Lebih lanjut dr. UF Bagazi menjelaskan, berdasarkan penelitian yang dilakukan oleh BKKBN dan Kemenkes, seorang wanita dianggap sehat dan siap untuk hamil saat mereka telah berusia 24 tahun. Pada usia inilah seluruh organ reproduksi maupun kesehatan psikologi mereka telah siap secara keseluruhan.

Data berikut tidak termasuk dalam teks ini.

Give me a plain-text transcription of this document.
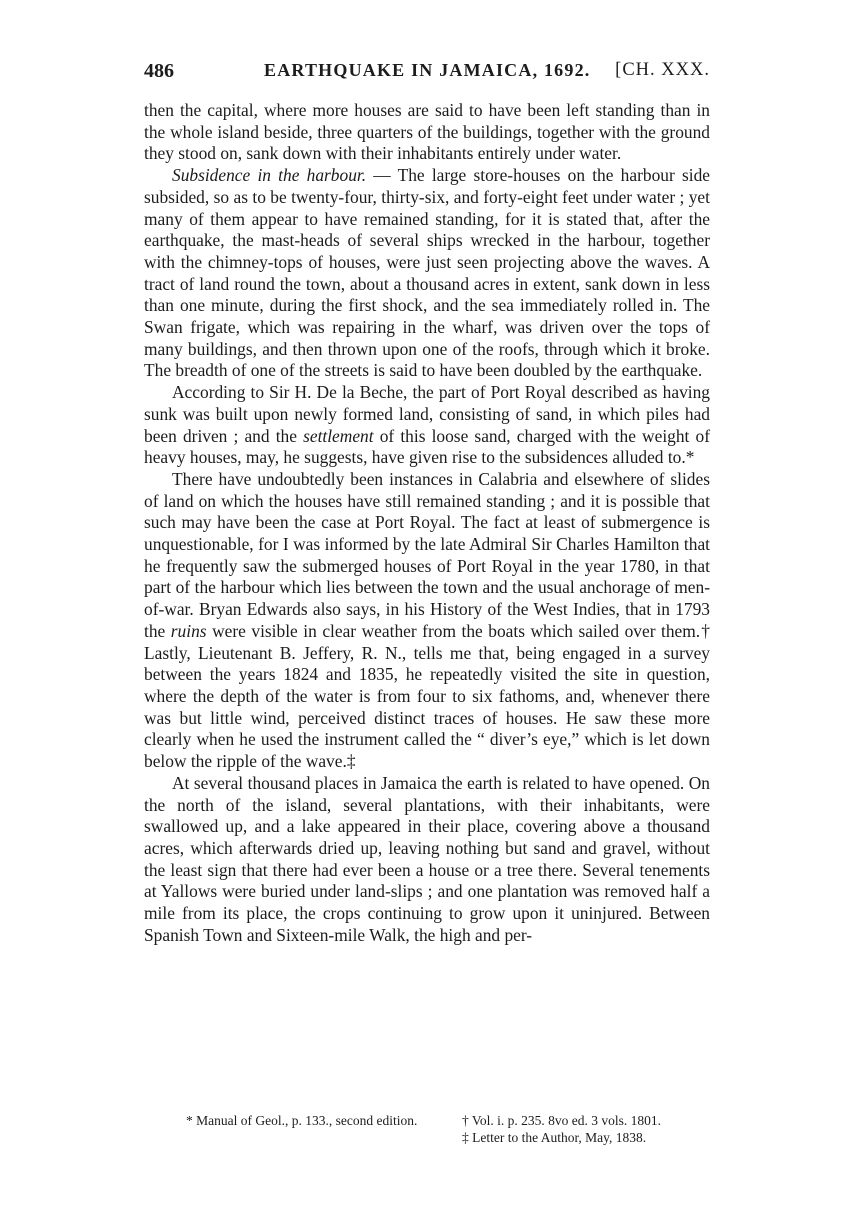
486	EARTHQUAKE IN JAMAICA, 1692. [CH. XXX.

then the capital, where more houses are said to have been left standing than in the whole island beside, three quarters of the buildings, together with the ground they stood on, sank down with their inhabitants entirely under water.

Subsidence in the harbour. — The large store-houses on the harbour side subsided, so as to be twenty-four, thirty-six, and forty-eight feet under water ; yet many of them appear to have remained standing, for it is stated that, after the earthquake, the mast-heads of several ships wrecked in the harbour, together with the chimney-tops of houses, were just seen projecting above the waves. A tract of land round the town, about a thousand acres in extent, sank down in less than one minute, during the first shock, and the sea immediately rolled in. The Swan frigate, which was repairing in the wharf, was driven over the tops of many buildings, and then thrown upon one of the roofs, through which it broke. The breadth of one of the streets is said to have been doubled by the earthquake.

According to Sir H. De la Beche, the part of Port Royal described as having sunk was built upon newly formed land, consisting of sand, in which piles had been driven ; and the settlement of this loose sand, charged with the weight of heavy houses, may, he suggests, have given rise to the subsidences alluded to.*

There have undoubtedly been instances in Calabria and elsewhere of slides of land on which the houses have still remained standing ; and it is possible that such may have been the case at Port Royal. The fact at least of submergence is unquestionable, for I was informed by the late Admiral Sir Charles Hamilton that he frequently saw the submerged houses of Port Royal in the year 1780, in that part of the harbour which lies between the town and the usual anchorage of men-of-war. Bryan Edwards also says, in his History of the West Indies, that in 1793 the ruins were visible in clear weather from the boats which sailed over them.† Lastly, Lieutenant B. Jeffery, R. N., tells me that, being engaged in a survey between the years 1824 and 1835, he repeatedly visited the site in question, where the depth of the water is from four to six fathoms, and, whenever there was but little wind, perceived distinct traces of houses. He saw these more clearly when he used the instrument called the “ diver’s eye,” which is let down below the ripple of the wave.‡

At several thousand places in Jamaica the earth is related to have opened. On the north of the island, several plantations, with their inhabitants, were swallowed up, and a lake appeared in their place, covering above a thousand acres, which afterwards dried up, leaving nothing but sand and gravel, without the least sign that there had ever been a house or a tree there. Several tenements at Yallows were buried under land-slips ; and one plantation was removed half a mile from its place, the crops continuing to grow upon it uninjured. Between Spanish Town and Sixteen-mile Walk, the high and per-

* Manual of Geol., p. 133., second edition.	† Vol. i. p. 235. 8vo ed. 3 vols. 1801.
‡ Letter to the Author, May, 1838.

“Undang-Undang Pernikahan kita memang memperbolehkan seseorang menikah pada usia 16 tahun. Tapi kalau bisa ditunda setelah mereka benar-benar siap," ungkap UF Bagazi.
"Sekarang banyak yang usianya masih terbilang remaja tetapi sudah hamil. Dampak utamanya itu pada psikologi mereka, belum siap membesarkan anak, belum siap secara edukasi, finansial, dan hal-hal penting lainnya," tambahnya.

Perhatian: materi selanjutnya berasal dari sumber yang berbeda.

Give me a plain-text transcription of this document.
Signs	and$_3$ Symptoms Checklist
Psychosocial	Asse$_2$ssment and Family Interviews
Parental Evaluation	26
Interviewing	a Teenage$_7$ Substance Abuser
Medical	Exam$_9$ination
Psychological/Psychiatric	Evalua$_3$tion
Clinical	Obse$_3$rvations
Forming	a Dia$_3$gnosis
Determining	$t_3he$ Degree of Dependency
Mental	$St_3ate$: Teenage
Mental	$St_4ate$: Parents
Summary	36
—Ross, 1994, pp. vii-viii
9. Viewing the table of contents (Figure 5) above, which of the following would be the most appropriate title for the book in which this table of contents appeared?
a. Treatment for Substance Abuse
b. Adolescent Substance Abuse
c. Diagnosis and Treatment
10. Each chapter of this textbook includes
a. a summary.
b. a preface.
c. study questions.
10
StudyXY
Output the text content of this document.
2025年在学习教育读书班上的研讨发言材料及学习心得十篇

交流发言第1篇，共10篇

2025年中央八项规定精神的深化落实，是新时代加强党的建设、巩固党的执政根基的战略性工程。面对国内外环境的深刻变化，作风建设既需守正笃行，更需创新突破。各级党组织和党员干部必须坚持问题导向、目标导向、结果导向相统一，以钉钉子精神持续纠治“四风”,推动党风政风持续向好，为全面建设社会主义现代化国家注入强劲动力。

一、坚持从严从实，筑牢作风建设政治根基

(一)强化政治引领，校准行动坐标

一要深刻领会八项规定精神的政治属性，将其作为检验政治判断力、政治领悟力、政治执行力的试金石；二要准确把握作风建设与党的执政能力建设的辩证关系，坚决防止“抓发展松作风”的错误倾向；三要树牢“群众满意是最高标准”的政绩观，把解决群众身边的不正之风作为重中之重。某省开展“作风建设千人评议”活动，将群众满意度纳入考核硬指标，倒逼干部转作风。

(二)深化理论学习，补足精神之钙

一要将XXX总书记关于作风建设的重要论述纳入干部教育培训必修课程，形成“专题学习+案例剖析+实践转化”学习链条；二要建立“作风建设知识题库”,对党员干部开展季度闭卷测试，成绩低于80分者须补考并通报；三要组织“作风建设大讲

Bila dikaitkan dengan tingkat kesuburan, kehamilan ideal bagi seorang wanita adalah saat usianya berada pada rentang 20 sampai 35 tahun. Sebab begitu mencapai usia di atas 35 tahun, wanita akan lebih sulit hamil karena kesuburannya mulai menurun.
Sebuah studi yang diterbitkan oleh jurnal Human Reproduction mengungkapkan bahwa, wanita yang hamil di usia 30 tahu ke atas belum termasuk ketuaan. Hal ini dibuktikan setelah dilakukan penelitian terhadap lebih dari 58.000 wanita.
Para ahli menemukan, wanita usia 20-an memiliki 98 persen kemungkinan untuk hamil. Itu berarti, usia 20-an merupakan puncak kesuburan wanita yang berpeluang besar untuk terjadinya kehamilan. Mulai memasuki usia 30 hingga 38 tahun, tingkat kesuburan pada wanita pun perlahan menurun.